Pour elle comme pour plusieurs autres, « Engagement Féminin » ne s’arrête pas à la formation. Il ouvre une voie vers l’autonomie professionnelle, la prise de parole artistique, et l’affirmation du leadership féminin dans les arts vivants.
Également l’une des preuves tangibles de la réussite du programme est la création du Réseau de l’Engagement Féminin (REF) par d’anciennes bénéficiaires que dirige Aminata Traoré. Elle témoigne: « Chacune d’entre nous porte aujourd’hui un projet dans son pays. Ce que nous vivons ici est un catalyseur d’initiatives ».

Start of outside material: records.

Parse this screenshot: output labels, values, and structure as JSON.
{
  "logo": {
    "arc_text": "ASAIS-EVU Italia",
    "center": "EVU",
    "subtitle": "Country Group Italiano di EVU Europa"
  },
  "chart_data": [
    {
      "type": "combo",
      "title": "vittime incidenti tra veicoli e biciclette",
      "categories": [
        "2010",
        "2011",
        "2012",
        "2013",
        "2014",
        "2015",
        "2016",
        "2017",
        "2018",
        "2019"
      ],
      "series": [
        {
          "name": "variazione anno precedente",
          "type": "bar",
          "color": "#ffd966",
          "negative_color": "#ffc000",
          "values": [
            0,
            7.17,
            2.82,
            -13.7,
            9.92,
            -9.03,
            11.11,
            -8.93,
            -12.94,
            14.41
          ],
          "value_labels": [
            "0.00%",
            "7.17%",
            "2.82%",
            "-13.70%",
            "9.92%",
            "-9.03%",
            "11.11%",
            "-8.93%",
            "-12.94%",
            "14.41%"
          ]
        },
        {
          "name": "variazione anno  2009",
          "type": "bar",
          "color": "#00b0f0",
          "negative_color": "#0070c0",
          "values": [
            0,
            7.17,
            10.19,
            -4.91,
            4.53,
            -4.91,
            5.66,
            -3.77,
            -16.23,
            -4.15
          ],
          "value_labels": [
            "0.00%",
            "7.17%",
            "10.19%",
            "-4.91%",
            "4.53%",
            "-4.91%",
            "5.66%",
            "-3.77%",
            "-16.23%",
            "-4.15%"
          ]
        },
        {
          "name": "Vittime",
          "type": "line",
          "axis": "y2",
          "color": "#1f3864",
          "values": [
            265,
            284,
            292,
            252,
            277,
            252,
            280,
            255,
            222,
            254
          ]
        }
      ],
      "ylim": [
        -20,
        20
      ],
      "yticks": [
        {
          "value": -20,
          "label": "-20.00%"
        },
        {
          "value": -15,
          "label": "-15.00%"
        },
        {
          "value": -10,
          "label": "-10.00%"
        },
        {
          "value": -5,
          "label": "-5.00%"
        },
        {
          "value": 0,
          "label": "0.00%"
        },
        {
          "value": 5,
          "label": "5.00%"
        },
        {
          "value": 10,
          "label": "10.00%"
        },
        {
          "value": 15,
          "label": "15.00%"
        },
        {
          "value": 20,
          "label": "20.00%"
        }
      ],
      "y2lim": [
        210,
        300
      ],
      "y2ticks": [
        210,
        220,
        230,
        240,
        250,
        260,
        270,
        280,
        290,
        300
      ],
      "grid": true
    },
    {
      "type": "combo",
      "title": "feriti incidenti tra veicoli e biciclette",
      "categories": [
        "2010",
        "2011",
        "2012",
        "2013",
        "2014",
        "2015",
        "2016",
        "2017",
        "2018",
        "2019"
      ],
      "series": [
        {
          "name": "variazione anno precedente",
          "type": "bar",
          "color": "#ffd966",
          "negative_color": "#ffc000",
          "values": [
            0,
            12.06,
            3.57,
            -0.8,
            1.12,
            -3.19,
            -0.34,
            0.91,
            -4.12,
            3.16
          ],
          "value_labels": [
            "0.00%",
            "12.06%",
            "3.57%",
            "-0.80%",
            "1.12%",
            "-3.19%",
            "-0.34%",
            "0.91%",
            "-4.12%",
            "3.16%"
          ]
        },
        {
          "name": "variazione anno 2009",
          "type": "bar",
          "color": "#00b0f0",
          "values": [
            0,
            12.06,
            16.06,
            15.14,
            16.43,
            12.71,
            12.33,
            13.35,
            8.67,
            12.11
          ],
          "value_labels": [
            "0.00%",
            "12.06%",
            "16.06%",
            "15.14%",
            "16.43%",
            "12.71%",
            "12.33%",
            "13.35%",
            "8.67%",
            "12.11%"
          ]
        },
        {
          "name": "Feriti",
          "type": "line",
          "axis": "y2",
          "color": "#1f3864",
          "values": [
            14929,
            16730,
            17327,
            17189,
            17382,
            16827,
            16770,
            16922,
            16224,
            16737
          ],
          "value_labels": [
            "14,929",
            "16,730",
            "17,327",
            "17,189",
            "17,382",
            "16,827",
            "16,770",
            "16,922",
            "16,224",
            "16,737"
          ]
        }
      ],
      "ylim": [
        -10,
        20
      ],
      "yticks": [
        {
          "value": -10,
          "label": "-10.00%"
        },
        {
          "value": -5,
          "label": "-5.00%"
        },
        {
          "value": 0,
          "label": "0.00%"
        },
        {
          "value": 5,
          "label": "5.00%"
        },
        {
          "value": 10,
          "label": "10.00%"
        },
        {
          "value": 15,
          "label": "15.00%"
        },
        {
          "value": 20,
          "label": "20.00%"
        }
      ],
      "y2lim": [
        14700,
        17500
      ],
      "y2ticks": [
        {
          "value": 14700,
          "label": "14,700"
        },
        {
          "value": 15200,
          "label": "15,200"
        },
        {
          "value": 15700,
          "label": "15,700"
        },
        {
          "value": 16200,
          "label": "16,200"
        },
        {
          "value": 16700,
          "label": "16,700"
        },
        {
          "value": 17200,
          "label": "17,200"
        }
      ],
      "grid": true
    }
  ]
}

Elle cite notamment l’organisation de festivals, de laboratoires de création, d’espaces de diffusion pour les femmes artistes, mais aussi des projets de sensibilisation autour de la violence faite aux femmes.

Un accompagnement au long cours, malgré les obstacles
En parallèle des formations, l’équipe du projet continue d’accompagner les anciennes bénéficiaires dans la mise en œuvre de leurs projets personnels. Mais le défi reste financier. Le programme, malgré son envergure, ne bénéficie pas encore d’un appui régulier de l’État burkinabè. « Nous cherchons chaque année des financements pour maintenir le projet. C’est un combat permanent. Aujourd’hui, nous appelons les institutions, les entreprises et les partenaires à nous soutenir de manière structurelle », lance Auguste Ouédraogo.
Même son de cloche du côté de Kira Claude Guingané, administrateur culturel, Directeur de l’Espace Culturel Gambidi et intervenant dans le programme: « Ces femmes sont brillantes, mais encore peu outillées pour structurer leurs projets. Mon rôle, c’est de les aider à comprendre les rouages du secteur culturel, pour qu’elles puissent se professionnaliser durablement », dit-il.

Une vision d’avenir féminine et panafricaine
Pour les fondateurs, l’objectif est clair: que les femmes prennent elles-mêmes les rênes du programme. À l’horizon 2026, l’ambition est de transmettre la coordination du projet à une bénéficiaire formée.
« Nous avons semé une graine. Aujourd’hui, nous voulons que les femmes qui ont grandi avec le projet s’en emparent. Il est temps que ce soit elles qui le dirigent », affirme Auguste Ouédraogo.
Avec « Engagement Féminin », c’est toute une génération de femmes artistes africaines qui prend son envol. Entre formation, création et engagement social, le projet redonne à la danse sa force politique et poétique. Et dans un monde où l’art devient un langage de transformation, chaque mouvement de ces femmes raconte bien plus qu’une chorégraphie: il dit une conquête. « Danser, c’est exister », a conclu Aminata Traoré.